‘Cash taken out under suspicious circumstances between 2009 and 2014’
The Senate is investigating some banks for alleged collusion with some international oil companies (IOCs) to defraud the country.
Over $62,909,716,417 is said to have been taken out of the country under suspicious circumstances between August 2009 and December 2014.
The “Investigation of the pre-shipment inspection of export activities in Nigeria” is being conducted by the Senate joint committee on Finance, Trade and Investment, Gas, Petroleum Upstream, Banking, Insurance and other Financial Institutions, Judiciary, Human Rights and Legal Matters, and Customs and Excise.

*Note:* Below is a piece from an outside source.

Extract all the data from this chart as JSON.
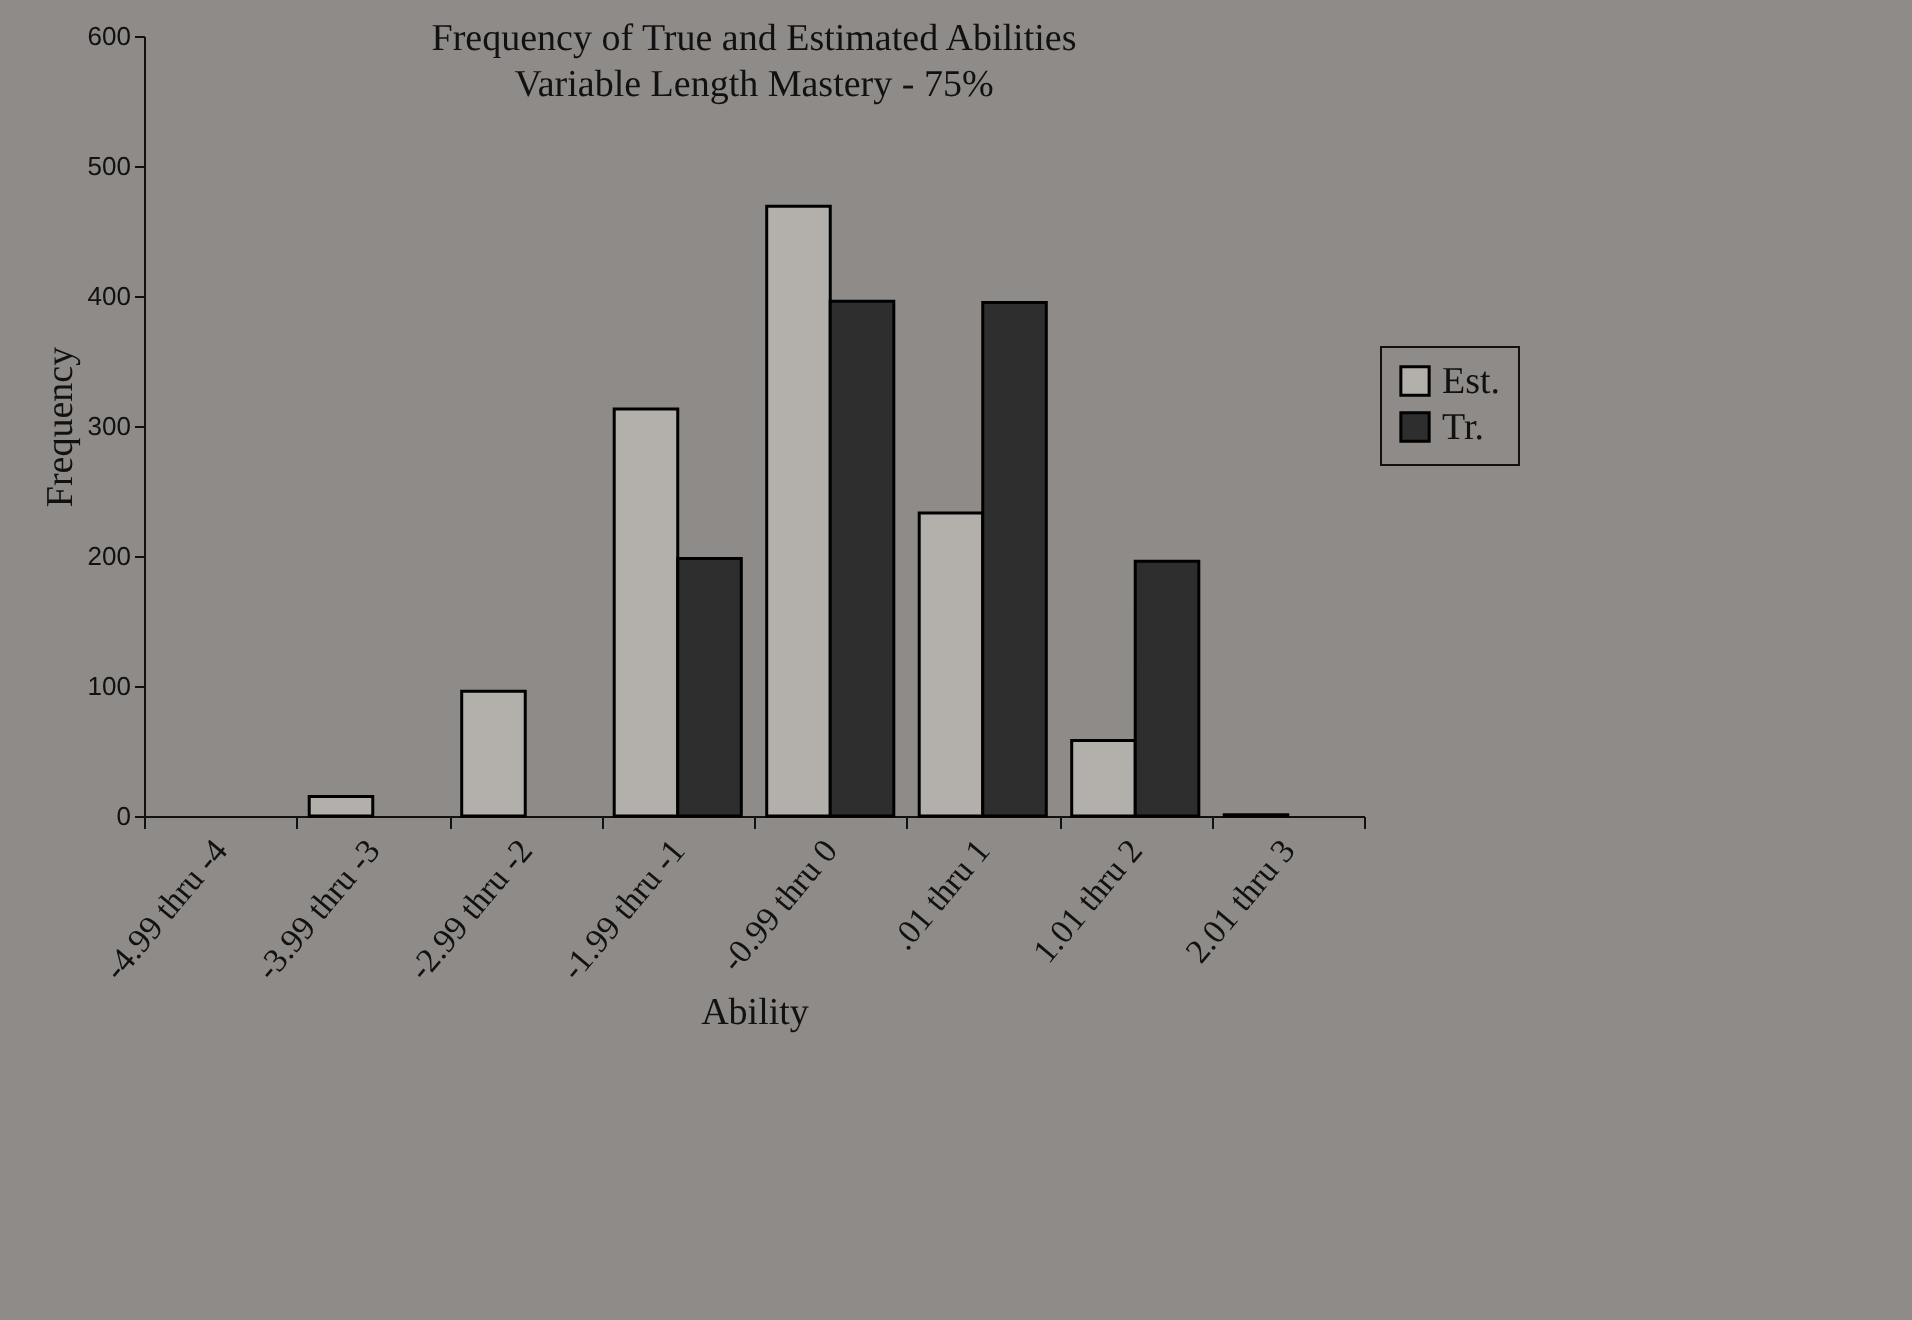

A document obtained by The Nation showed the banks were asked to submit copies of certified Nigeria Export Proceed (NXP) issued/or processed by them in respect of all crude oil and gas exported by Nigeria Agip Company Ltd, Chevron Nigeria Limited, Shell Petroleum Dev. Co. Nig. Ltd and their affiliates between April 1996 and December, 2016.
The banks are to submit all domiciliary accounts opened and /or closed within the period specified for crude oil and gas exported.
Two banks – Citibank and Standard Chartered Bank – appeared at the investigative joint committee on Thursday. Other banks said to be associated with the export of oil and gas will also appear.
A member of the committee, Senator Yusuf Yusuf (Taraba State), queried why funds brought into the country as oil export proceeds were wholly withdrawn a day after such proceeds were brought.
He said the probe became necessary because the banks should have ensured petroleum products exporters did the right thing by obeying the guidelines and laws of the country.
Yusuf said: “It is worrisome that money comes in today, tomorrow the same amount goes out of the country. The practice runs through statement of account submitted by the banks. The oil companies bring in $20 billion today and tomorrow $20 billion is taken out from the account.
“The banks are colluding with multi-national oil companies to defraud the country. The government relies on the banks; the banks are now colluding with the multi-national oil companies.”
He noted that it was obvious the country was not getting the correct export proceeds from oil and gas exports.
The lawmaker, who insisted that banks had the responsibility to abide by the law, said it was worrisome no indications were made about who paid for oil exports.
He noted that the committee was interested in why same company exports and pays for products without an indication of who actually buys the products and the corresponding bank.
The Chairman of the joint committee, Senator John Enoh, said the committee was interested in ensuring that banks are not colluding with IOCs to flout the laws of the country.
Enoh said the committee would take a critical look at the submissions made by the banks to come to terms with the true position of oil and gas exports proceeds processes.
A document submitted to the committee, which was obtained by The Nation, showed that Citibank Nigeria operates domiciliary export proceed accounts for ENI Group (three accounts), Chevron Group (six accounts) and Shell Group (two accounts).
The document also showed that Nigerian Agip Oil Company recorded a total export inflow valued at $15,372, 882,703.36
Chevron Group recorded $44,020,596,289.99. Shell group made a total inflow valued at $3,516,237,425.79 giving total of $62,909,716,417 billion.
The committee resolved to screen documents submitted by the banks before coming up with its recommendations.
The committee expressed its determination to get to the root of pre-shipment inspection of export activities.